The student assembly of the Graduate School of Arts and Sciences delivered a forceful rebuke Wednesday night to Yale’s graduate student labor movement, breaking years of silence on the unionization issue.
At its biweekly meeting in the Hall of Graduate Studies, a deeply divided Graduate Student Assembly voted for two resolutions opposing the overall organizing efforts of Local 33 and the election strategy the unofficial union is currently pursuing in court. In a third vote last night, the GSA, which had previously taken no position on any issues involving unions, voted by a wide margin to declare neutrality on graduate student unionization in general.
Still, in a night of tense discussion, the GSA meeting demonstrated that graduate students are profoundly divided on the union question, a controversial topic that has generated fierce debate at Yale since the 1990s.
In August, the National Labor Relations Board ruled that graduate students at private universities are employees and thus have the right to unionize. Last month, Local 33, previously known as the Graduate Employees and Students Organization, filed with the NLRB for union elections in 10 individual graduate school departments. Yale is currently challenging this microunit strategy — a novel approach to unionization that no other graduate student at a public or private university has ever attempted — in federal court in Hartford.
But while the GSA’s rebuff of Local 33 was grounded in long-standing complaints about the union’s recruitment tactics, representatives at the meeting stressed that the GSA vote is not completely representative.
“This [vote] by no means represents every person in this room, or every department in this room,” said GSA chairman Nicholas Vincent GRD ’17, addressing the entire assembly.
In recent history, the GSA has never adopted an official position on the question of graduate student unionization, former GSA chairwoman Elizabeth Salm GRD ’18 told the News after the meeting.
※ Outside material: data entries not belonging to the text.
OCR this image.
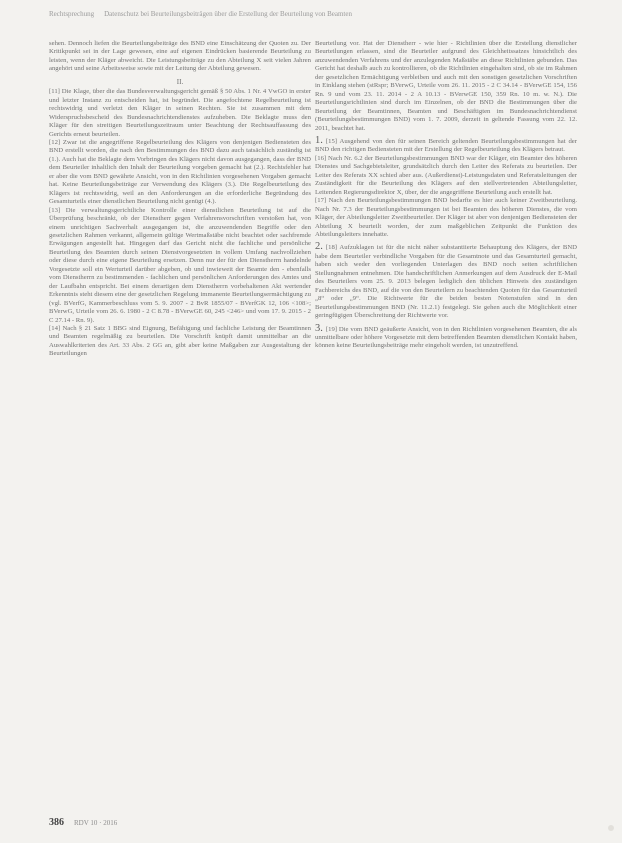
Rechtsprechung Datenschutz bei Beurteilungsbeiträgen über die Erstellung der Beurteilung von Beamten

sehen. Dennoch liefen die Beurteilungsbeiträge des BND eine Einschätzung der Quoten zu. Der Kritikpunkt sei in der Lage gewesen, eine auf eigenen Eindrücken basierende Beurteilung zu leisten, wenn der Kläger abweicht. Die Leistungsbeiträge zu den Abteilung X seit vielen Jahren angehört und seine Arbeitsweise sowie mit der Leitung der Abteilung gewesen.

II.

[11] Die Klage, über die das Bundesverwaltungsgericht gemäß § 50 Abs. 1 Nr. 4 VwGO in erster und letzter Instanz zu entscheiden hat, ist begründet. Die angefochtene Regelbeurteilung ist rechtswidrig und verletzt den Kläger in seinen Rechten. Sie ist zusammen mit dem Widerspruchsbescheid des Bundesnachrichtendienstes aufzuheben. Die Beklagte muss den Kläger für den streitigen Beurteilungszeitraum unter Beachtung der Rechtsauffassung des Gerichts erneut beurteilen.

[12] Zwar ist die angegriffene Regelbeurteilung des Klägers von denjenigen Bediensteten des BND erstellt worden, die nach den Bestimmungen des BND dazu auch tatsächlich zuständig ist (1.). Auch hat die Beklagte dem Vorbringen des Klägers nicht davon ausgegangen, dass der BND dem Beurteiler inhaltlich den Inhalt der Beurteilung vorgeben gemacht hat (2.). Rechtsfehler hat er aber die vom BND gewährte Ansicht, von in den Richtlinien vorgesehenen Vorgaben gemacht hat. Keine Beurteilungsbeiträge zur Verwendung des Klägers (3.). Die Regelbeurteilung des Klägers ist rechtswidrig, weil an den Anforderungen an die erforderliche Begründung des Gesamturteils einer dienstlichen Beurteilung nicht genügt (4.).

[13] Die verwaltungsgerichtliche Kontrolle einer dienstlichen Beurteilung ist auf die Überprüfung beschränkt, ob der Dienstherr gegen Verfahrensvorschriften verstoßen hat, von einem unrichtigen Sachverhalt ausgegangen ist, die anzuwendenden Begriffe oder den gesetzlichen Rahmen verkannt, allgemein gültige Wertmaßstäbe nicht beachtet oder sachfremde Erwägungen angestellt hat. Hingegen darf das Gericht nicht die fachliche und persönliche Beurteilung des Beamten durch seinen Dienstvorgesetzten in vollem Umfang nachvollziehen oder diese durch eine eigene Beurteilung ersetzen. Denn nur der für den Dienstherrn handelnde Vorgesetzte soll ein Werturteil darüber abgeben, ob und inwieweit der Beamte den - ebenfalls vom Dienstherrn zu bestimmenden - fachlichen und persönlichen Anforderungen des Amtes und der Laufbahn entspricht. Bei einem derartigen dem Dienstherrn vorbehaltenen Akt wertender Erkenntnis steht diesem eine der gesetzlichen Regelung immanente Beurteilungsermächtigung zu (vgl. BVerfG, Kammerbeschluss vom 5. 9. 2007 - 2 BvR 1855/07 - BVerfGK 12, 106 <108>; BVerwG, Urteile vom 26. 6. 1980 - 2 C 8.78 - BVerwGE 60, 245 <246> und vom 17. 9. 2015 - 2 C 27.14 - Rn. 9).

[14] Nach § 21 Satz 1 BBG sind Eignung, Befähigung und fachliche Leistung der Beamtinnen und Beamten regelmäßig zu beurteilen. Die Vorschrift knüpft damit unmittelbar an die Auswahlkriterien des Art. 33 Abs. 2 GG an, gibt aber keine Maßgaben zur Ausgestaltung der Beurteilungen

Beurteilung vor. Hat der Dienstherr - wie hier - Richtlinien über die Erstellung dienstlicher Beurteilungen erlassen, sind die Beurteiler aufgrund des Gleichheitssatzes hinsichtlich des anzuwendenden Verfahrens und der anzulegenden Maßstäbe an diese Richtlinien gebunden. Das Gericht hat deshalb auch zu kontrollieren, ob die Richtlinien eingehalten sind, ob sie im Rahmen der gesetzlichen Ermächtigung verbleiben und auch mit den sonstigen gesetzlichen Vorschriften in Einklang stehen (stRspr; BVerwG, Urteile vom 26. 11. 2015 - 2 C 34.14 - BVerwGE 154, 156 Rn. 9 und vom 23. 11. 2014 - 2 A 10.13 - BVerwGE 150, 359 Rn. 10 m. w. N.). Die Beurteilungsrichtlinien sind durch im Einzelnen, ob der BND die Bestimmungen über die Beurteilung der Beamtinnen, Beamten und Beschäftigten im Bundesnachrichtendienst (Beurteilungsbestimmungen BND) vom 1. 7. 2009, derzeit in geltende Fassung vom 22. 12. 2011, beachtet hat.

1. [15] Ausgehend von den für seinen Bereich geltenden Beurteilungsbestimmungen hat der BND den richtigen Bediensteten mit der Erstellung der Regelbeurteilung des Klägers betraut.

[16] Nach Nr. 6.2 der Beurteilungsbestimmungen BND war der Kläger, ein Beamter des höheren Dienstes und Sachgebietsleiter, grundsätzlich durch den Leiter des Referats zu beurteilen. Der Leiter des Referats XX schied aber aus. (Außerdienst)-Leistungsdaten und Referatsleitungen der Zuständigkeit für die Beurteilung des Klägers auf den stellvertretenden Abteilungsleiter, Leitenden Regierungsdirektor X, über, der die angegriffene Beurteilung auch erstellt hat.

[17] Nach den Beurteilungsbestimmungen BND bedarfte es hier auch keiner Zweitbeurteilung. Nach Nr. 7.3 der Beurteilungsbestimmungen ist bei Beamten des höheren Dienstes, die vom Kläger, der Abteilungsleiter Zweitbeurteiler. Der Kläger ist aber von denjenigen Bediensteten der Abteilung X beurteilt worden, der zum maßgeblichen Zeitpunkt die Funktion des Abteilungsleiters innehatte.

2. [18] Aufzuklagen ist für die nicht näher substantiierte Behauptung des Klägers, der BND habe dem Beurteiler verbindliche Vorgaben für die Gesamtnote und das Gesamturteil gemacht, haben sich weder den vorliegenden Unterlagen des BND noch seiten schriftlichen Stellungnahmen entnehmen. Die handschriftlichen Anmerkungen auf dem Ausdruck der E-Mail des Beurteilers vom 25. 9. 2013 belegen lediglich den üblichen Hinweis des zuständigen Fachbereichs des BND, auf die von den Beurteilern zu beachtenden Quoten für das Gesamturteil „8“ oder „9“. Die Richtwerte für die beiden besten Notenstufen sind in den Beurteilungsbestimmungen BND (Nr. 11.2.1) festgelegt. Sie gehen auch die Möglichkeit einer geringfügigen Überschreitung der Richtwerte vor.

3. [19] Die vom BND geäußerte Ansicht, von in den Richtlinien vorgesehenen Beamten, die als unmittelbare oder höhere Vorgesetzte mit dem betreffenden Beamten dienstlichen Kontakt haben, können keine Beurteilungsbeiträge mehr eingeholt werden, ist unzutreffend.

386 RDV 10 · 2016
Last year, before the NLRB’s August decision, the GSA leadership decided that the union issue was insufficiently pressing to justify putting it to a vote, she said.
But as graduate student unions across the nation gain steam, the GSA took a stand last night against the efforts of Local 33, even as it declared neutrality on the more general issue of graduate student unionization.
After an initial period of debate, the GSA voted 45 to 10 to remain neutral on that broad question. But a later vote on whether to remain neutral on the specific efforts of Local 33 ended in a tie. After further debate, the GSA voted 37 to 26 to oppose those efforts, and then voted again, 44 to 17, to oppose the department-by-department election strategy.
“We appreciate the GSA perspective,” Local 33 chairman Aaron Greenberg GRD ’18 said in a statement Wednesday night. “Our focus remains on the graduate teachers who have finally won their right to a federally supervised NLRB election as employees of Yale.”
In the past, Greenberg has claimed that two-thirds of Yale graduate students support the union movement, citing the number of petition signatures and union authorization cards collected by organizers.
At the GSA meeting, many students condemned Local 33’s organizing tactics as overly aggressive, while others insisted that union leaders still have graduate students’ best interests at heart.
GSA representative Fabian Schrey GRD ’19, an economics student, spoke out against what he called the “outrageous” tactics of Local 33, recounting an episode in which union organizers canvassed economics students for petition signatures as they waited to deliver their thesis defenses. According to Schrey, the organizers asked the students to hastily sign a Local 33 petition without reading its contents.
“We have it pretty good. We have a lovely supporting faculty. Our department is our family,” Schrey added. “The only [sense of Local 33] that we as people get is the way you behaved toward us and our department. It’s very hard to make the argument that we would support that.”
Still, he added, “We realize that the GSA ought to represent other departments, which leads us to our general stance that we’re going to be neutral toward unionization.”
Student representative Stephanie Ranks GRD ’20 defended Local 33 at the meeting, emphasizing that the students who run the union, like the rest of the student population, want to improve graduate student life.
However, as the meeting progressed, complaints about Local 33’s organizing tactics piled up, with one student noting that “everyone in this room probably has some GESO boogie-man story.”
After the meeting, all three GSA representatives interviewed expressed frustration about the verdicts and complained that the meeting felt rushed.
“We had a tie vote on neutrality, which is the most beautiful expression of neutrality,” said student representative Connor Williams GRD ’21. “People want neutrality, because that’s the proper position for a body like this to take. Neutrality is the only responsible stance.”
Williams added that the debate, which stretched long past its scheduled ending time, felt hurried, with students given only a few seconds to make their arguments to the assembly.
David DeLeon GRD ’21, a student representative from the English department, expressed similar frustrations, saying that given the wide spectrum of opinions within the GSA, the organization should have remained neutral on all three issues.
There are 80 departmental representatives in the GSA.
Correction, Oct. 6: A previous version of this article stated that the GSA voted 34 to 17 to oppose the department-by-department election strategy. In fact, the GSA voted 44 to 17.